Nampaknya 4 anak Sumbawa ini
sangat menikmati suasana CFD. Buktinya padahal sudah berjalan kaki sekitar 1 km
lebih wajah kami masih terlihat bahagia. Raut bahagia ini juga bertambah dengan
banyaknya momen yang berhasil kami abadikan di sekitar kolam dengan latar
belakang Patung Pancoran. *Kayaknya di mana pun tempatnya, kegiatannya tetap
jerat jepret sana sini alias narsis* hohoho kebiasan wajib*
Di tengah kebahagian yang kami
berempat rasakan, saya juga merasa sedikit sedih. Saya sedih karena saya hanya “sendiri”
di tempat ini. Melihat banyak orang yang berjalan bersama keluarganya saya
teringat akan keluarga saya di Sumbawa. Mama, Bapak dan Cikal, rasanya ingin
sekali berada di tempat ini bersama mereka. Di saat Indah, Ali dan Ajeng tengah
asyik berfoto, saya memilih menepi ke pinggir kolam menulis pada selembar
kertas yang sudah saya persiapkan sejak di kos.

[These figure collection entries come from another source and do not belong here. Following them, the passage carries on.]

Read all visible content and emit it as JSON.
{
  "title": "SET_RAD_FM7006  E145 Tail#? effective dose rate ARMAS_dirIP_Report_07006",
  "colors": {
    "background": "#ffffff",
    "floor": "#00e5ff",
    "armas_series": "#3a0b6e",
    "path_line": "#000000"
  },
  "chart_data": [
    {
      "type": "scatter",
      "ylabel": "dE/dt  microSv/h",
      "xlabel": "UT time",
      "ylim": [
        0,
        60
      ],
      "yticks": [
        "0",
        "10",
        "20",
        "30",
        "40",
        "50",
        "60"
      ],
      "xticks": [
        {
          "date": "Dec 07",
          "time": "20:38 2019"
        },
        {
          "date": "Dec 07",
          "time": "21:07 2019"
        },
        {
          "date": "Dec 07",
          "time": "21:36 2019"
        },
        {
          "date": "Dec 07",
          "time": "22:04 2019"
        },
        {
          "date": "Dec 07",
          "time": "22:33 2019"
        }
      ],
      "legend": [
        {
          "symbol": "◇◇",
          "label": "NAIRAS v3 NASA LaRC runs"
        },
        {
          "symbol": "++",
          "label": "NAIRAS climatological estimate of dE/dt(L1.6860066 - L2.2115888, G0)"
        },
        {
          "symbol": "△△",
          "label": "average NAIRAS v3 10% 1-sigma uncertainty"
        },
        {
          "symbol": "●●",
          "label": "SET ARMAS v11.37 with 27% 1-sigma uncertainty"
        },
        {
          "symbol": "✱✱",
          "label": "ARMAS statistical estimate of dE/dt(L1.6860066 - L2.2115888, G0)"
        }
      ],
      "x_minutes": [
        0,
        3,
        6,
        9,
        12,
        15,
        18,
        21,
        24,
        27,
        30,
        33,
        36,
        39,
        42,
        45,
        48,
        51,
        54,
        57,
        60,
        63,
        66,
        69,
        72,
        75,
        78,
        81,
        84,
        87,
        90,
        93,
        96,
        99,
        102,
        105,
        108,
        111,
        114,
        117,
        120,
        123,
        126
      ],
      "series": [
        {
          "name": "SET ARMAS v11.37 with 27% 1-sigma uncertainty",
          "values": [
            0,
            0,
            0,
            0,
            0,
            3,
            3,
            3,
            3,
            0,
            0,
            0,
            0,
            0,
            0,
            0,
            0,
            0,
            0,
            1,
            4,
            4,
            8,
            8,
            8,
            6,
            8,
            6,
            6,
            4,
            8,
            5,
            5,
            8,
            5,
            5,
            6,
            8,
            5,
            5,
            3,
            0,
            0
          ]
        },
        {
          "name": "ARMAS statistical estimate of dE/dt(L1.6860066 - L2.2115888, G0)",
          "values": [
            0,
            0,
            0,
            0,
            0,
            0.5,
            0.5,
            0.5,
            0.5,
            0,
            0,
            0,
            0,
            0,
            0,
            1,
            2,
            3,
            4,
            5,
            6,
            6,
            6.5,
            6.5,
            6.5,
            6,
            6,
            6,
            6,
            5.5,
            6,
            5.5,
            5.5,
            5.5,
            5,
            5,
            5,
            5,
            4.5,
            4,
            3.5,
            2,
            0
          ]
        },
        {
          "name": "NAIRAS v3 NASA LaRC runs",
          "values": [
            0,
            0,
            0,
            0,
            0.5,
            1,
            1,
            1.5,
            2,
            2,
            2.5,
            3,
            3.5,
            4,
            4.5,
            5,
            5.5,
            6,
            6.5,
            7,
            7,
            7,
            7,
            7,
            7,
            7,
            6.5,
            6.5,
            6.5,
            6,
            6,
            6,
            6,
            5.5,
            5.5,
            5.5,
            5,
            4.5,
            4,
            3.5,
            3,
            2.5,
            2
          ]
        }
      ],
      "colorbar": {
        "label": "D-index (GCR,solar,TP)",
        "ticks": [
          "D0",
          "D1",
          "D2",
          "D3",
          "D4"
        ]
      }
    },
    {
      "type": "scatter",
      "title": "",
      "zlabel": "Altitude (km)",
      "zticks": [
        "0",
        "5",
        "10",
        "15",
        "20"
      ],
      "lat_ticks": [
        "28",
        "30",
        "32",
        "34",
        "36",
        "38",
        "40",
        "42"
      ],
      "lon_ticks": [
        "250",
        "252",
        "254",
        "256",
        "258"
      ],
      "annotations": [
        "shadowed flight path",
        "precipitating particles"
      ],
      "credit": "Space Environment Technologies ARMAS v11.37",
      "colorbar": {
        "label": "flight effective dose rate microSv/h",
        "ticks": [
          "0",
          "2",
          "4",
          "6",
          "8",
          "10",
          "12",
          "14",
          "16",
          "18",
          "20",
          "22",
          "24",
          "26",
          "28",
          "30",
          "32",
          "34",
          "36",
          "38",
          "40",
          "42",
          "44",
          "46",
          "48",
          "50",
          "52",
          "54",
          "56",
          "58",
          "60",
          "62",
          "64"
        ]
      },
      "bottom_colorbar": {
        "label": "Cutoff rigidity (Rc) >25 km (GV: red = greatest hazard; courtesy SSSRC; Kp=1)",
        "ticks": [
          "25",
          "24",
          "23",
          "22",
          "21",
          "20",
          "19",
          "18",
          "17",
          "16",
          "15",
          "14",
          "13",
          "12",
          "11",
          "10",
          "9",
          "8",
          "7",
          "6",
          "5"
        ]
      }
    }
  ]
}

“Mama, Bapak, Cikal, sekarang
hanya nama yang bisa saya bawa di sini. Suatu saat nanti Cidy akan bawa kalian
semua jalan-jalan ke tempat ini. Insya Allah jika diberikan rezeki dan
kesempatan oleh-Nya” begitulah kurang lebih yang terus membatin pada hati dan
pikiran saya. Selama ini saya banyak bepergian sendiri ke luar kota bahkan ke
luar negeri “sendiri” tanpa mereka, keluarga kecil saya. Kedua orang tua saya
adalah orang yang sangat saya sayangi di dunia ini, begitu pun dengan adik saya
Cikal. Terus membahagiakan mereka adalah cita-cita terbesar saya. Oleh karena
itu saya ingin suatu saat tidak bepergian “sendiri” lagi, saya ingin bepergian
dengan mengajak keluarga kecil saya. Aamiin J
Selama di merantau di Jakarta, intensitas Mama dan Bapak saya menelepon cukup sering
dibanding ketika saya di Sumbawa. Terkadang saya hanya menjawab telepon mereka
sebentar saja. Bukan saya tidak mau mengobrol dengan mereka, tetapi karena saya
tidak ingin saja mereka mendengar saya menangis di ujung telepon. #huhuhu saya
malah jadi mewek ni dreamers.
Berusahalah untuk membuat kedua orang tua kita selalu tersenyum dan mendoakan
yang terbaik untuk mereka ya :).
Car
Free Day, No Car No Waste
Anyway dreamers, ada hal yang menarik bagi saya di CFD pertama yang saya ikuti
ini. Banyaknya masyarakat yang tumpah ruah di sekitar Bundaran HI totalnya
mungkin ratusan atau bahkan ribuan. Banyaknya orang berarti sampah juga banyak,
seperti menjadi pemandangan saat ada kegiatan yang melibatkan banyak massa.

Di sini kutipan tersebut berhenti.